Infine, e, non ci credo, poi avremo finito, si parla dei saldi e delle tantissime promozioni che abbassano i prezzi: stampa & amici (in questi giorni a Milano), clienti fedeli (Burberry, eccomi! eccomi!) e così via...
Disfarsi dei pezzi tutto sommato, anche a metà prezzo, rimane un guadagno, visti gli alti margini degli oggetti. Alcune case, poi, distruggono tutto l'invenduto: Hermès lo fa con quello che non riesce a mandare in saldo.
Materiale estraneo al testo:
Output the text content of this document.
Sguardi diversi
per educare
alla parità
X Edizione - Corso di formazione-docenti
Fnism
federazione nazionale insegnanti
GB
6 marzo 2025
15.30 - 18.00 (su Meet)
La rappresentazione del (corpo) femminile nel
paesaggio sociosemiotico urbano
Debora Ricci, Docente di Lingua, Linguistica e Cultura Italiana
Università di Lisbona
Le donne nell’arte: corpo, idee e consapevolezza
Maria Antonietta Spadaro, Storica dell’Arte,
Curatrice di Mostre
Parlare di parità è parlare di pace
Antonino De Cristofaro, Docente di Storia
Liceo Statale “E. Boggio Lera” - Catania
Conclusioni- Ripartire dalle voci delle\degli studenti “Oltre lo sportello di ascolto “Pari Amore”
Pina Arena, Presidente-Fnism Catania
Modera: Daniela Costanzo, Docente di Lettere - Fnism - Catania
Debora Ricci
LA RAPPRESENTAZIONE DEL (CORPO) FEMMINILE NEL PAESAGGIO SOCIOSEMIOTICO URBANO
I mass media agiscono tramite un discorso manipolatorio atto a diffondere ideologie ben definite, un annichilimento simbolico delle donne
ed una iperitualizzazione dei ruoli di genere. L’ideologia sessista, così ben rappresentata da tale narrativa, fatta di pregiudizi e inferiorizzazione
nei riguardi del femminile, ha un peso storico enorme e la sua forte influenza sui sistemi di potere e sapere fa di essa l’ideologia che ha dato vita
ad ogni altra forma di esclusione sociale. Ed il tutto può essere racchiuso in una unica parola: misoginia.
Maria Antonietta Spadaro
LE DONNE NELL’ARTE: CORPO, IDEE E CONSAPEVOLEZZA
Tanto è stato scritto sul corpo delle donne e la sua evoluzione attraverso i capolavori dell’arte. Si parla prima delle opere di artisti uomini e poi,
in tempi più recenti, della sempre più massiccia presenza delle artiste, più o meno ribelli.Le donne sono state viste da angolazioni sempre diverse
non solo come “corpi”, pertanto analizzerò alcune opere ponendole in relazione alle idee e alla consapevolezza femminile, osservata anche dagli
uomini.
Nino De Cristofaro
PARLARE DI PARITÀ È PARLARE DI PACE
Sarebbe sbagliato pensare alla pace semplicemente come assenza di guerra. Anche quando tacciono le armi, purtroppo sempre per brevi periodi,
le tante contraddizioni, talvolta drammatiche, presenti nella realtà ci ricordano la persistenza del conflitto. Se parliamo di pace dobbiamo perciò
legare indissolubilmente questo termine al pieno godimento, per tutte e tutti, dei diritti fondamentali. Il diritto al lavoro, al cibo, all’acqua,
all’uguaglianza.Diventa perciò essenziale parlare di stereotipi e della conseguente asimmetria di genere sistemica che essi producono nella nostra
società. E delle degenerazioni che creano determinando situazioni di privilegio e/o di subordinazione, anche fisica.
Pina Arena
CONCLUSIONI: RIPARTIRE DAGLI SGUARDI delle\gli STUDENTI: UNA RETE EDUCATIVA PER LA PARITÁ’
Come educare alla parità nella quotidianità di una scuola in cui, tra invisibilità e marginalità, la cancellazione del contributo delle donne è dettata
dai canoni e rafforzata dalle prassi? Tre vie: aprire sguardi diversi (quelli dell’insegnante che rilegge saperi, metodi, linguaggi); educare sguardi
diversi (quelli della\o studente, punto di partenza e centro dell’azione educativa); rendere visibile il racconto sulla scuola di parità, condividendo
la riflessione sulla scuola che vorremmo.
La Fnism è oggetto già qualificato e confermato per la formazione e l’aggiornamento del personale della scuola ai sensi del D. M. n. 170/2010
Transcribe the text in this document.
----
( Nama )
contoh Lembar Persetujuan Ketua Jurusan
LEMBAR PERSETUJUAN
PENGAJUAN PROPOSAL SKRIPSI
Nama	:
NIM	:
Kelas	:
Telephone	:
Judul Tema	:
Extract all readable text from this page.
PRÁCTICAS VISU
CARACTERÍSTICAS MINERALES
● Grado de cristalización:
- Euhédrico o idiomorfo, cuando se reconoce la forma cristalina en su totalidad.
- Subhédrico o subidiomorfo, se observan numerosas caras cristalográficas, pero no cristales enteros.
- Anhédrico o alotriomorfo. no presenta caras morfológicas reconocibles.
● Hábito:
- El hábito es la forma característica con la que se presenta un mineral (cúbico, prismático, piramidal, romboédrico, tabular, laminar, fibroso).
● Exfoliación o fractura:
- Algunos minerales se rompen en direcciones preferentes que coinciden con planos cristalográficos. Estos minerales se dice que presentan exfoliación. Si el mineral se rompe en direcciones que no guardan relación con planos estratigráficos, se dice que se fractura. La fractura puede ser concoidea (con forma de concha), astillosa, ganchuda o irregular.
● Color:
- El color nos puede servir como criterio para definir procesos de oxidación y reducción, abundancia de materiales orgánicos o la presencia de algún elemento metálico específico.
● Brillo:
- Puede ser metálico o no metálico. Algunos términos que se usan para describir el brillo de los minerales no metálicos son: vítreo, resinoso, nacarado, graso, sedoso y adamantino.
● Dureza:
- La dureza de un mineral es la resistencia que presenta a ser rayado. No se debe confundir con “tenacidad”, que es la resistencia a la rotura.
Saldi che, per ragioni di esclusività, non si tengono nei negozi ma in locali affittati ad hoc, a Parigi e in una città a continente, che cambia (quando sarà il turno di Roma?).
Siti web come The Outnet e Gilt, o Yoox, sono stati pionieri del saldo online. Il primo è stato capace di fare saldi presentati in una bella maniera scintillante, il secondo in un modo esclusivo, ai limiti del segreto. E i brand mantengono così la loro esclusività. Poi c'è Yoox, che ha il merito di essere enorme e particolarmente cheap. Peccato che proprio per questo la roba bella non arrivi mai e,se arriva, lo fa per svanire in un giorno.